What is ASC 606 – Revenue Recognition?
First, let’s discuss what revenue recognition is not. It is not when the salesperson determines the sale is “closed won”, contract start date, or invoice date. The company can not recognize or account revenue until the promised goods/services transfers to the customer by matching the amount of consideration expected in the exchange for that goods/services. The old rule was industry specific and less transparent. The new rule is industry-neutral and better representation of the financial health of the company as the economy has become more digital with subscription based financial models. Weather its grooming products, food or streaming services, most of us pay for a several subscriptions every month. The SaaS model makes it convenient to pay as a customer because of the recurring payment from your bank to the company, however, it’s a complicated transaction to account for on the receiving end. According to the Financial Accounting Standards Board (FASB), under the new principle, ASC 606, the company has to comply with these 5 steps to recognize revenue:
- Identify the Contract with the Customer (Is there a deal?)
- Identify Performance Obligations in the Contract (Who is doing what?)
- Determine the Transaction Price (What is owed?)
- Allocate Transaction Price to the Performance Obligations in the Contract (What is split up on the contract?)
- Recognize Revenue When the Company Satisfies a Performance Obligation (Company earned the money.)
- Sales contracts Object
- Order – Object
- Sales commission – Field
- Recognized revenue by type (i.e. contract, project, sales invoice, revenue contract)
- Contracts vs.

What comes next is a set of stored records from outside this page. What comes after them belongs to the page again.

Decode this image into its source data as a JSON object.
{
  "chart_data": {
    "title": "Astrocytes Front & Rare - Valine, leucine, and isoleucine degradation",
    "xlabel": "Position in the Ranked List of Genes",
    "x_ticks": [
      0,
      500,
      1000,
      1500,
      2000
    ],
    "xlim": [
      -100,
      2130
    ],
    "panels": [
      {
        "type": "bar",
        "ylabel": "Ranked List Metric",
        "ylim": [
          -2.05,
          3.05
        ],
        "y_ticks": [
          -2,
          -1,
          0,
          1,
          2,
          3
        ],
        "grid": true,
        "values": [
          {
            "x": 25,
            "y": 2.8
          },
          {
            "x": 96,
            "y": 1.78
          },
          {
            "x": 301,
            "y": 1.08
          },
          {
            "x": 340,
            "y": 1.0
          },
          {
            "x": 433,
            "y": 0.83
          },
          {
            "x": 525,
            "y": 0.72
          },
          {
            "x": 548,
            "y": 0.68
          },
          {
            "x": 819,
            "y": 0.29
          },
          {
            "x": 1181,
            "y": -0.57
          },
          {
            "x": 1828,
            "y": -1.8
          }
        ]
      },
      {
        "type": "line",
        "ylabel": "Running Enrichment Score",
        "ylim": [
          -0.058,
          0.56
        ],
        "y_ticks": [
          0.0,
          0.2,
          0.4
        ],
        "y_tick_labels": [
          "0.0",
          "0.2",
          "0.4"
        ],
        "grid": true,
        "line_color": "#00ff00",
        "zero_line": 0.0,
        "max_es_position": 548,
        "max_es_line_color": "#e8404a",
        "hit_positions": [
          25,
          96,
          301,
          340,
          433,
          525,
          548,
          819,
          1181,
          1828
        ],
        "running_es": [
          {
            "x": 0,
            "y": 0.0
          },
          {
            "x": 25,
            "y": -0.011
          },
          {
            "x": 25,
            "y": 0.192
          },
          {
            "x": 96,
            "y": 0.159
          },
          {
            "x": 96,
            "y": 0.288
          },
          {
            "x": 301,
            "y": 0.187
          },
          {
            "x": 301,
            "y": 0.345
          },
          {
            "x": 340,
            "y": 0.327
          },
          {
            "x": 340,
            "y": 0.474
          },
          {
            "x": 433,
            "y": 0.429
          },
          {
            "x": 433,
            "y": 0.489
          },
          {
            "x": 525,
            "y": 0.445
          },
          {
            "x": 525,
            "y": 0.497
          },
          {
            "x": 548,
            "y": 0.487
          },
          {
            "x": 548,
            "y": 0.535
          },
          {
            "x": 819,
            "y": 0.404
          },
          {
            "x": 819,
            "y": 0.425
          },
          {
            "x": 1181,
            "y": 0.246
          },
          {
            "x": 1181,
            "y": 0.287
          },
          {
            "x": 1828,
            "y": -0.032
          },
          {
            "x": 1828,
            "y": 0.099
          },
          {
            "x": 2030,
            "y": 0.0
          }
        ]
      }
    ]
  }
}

Actual Revenue
CPQ & Billing
While there are various tools to be compliant to ASC 606, implementing Salesforce CPQ and Billing ensures proper flow of company’s financial data. No more manipulating data from excel docs and scrabbling through emails for information. As Admins, you are the “data glue” that connects sales, operations, and accounting. You have to evaluate the customer sales cycle and establish rules and processes when creating products and enforcing data integrity for reporting. Not only CPQ will ensure revenue is recognized in compliance, it will allow the company leaders to accurately forecast, allocate budgets, compensate employees, and overall better decisions through collaboration.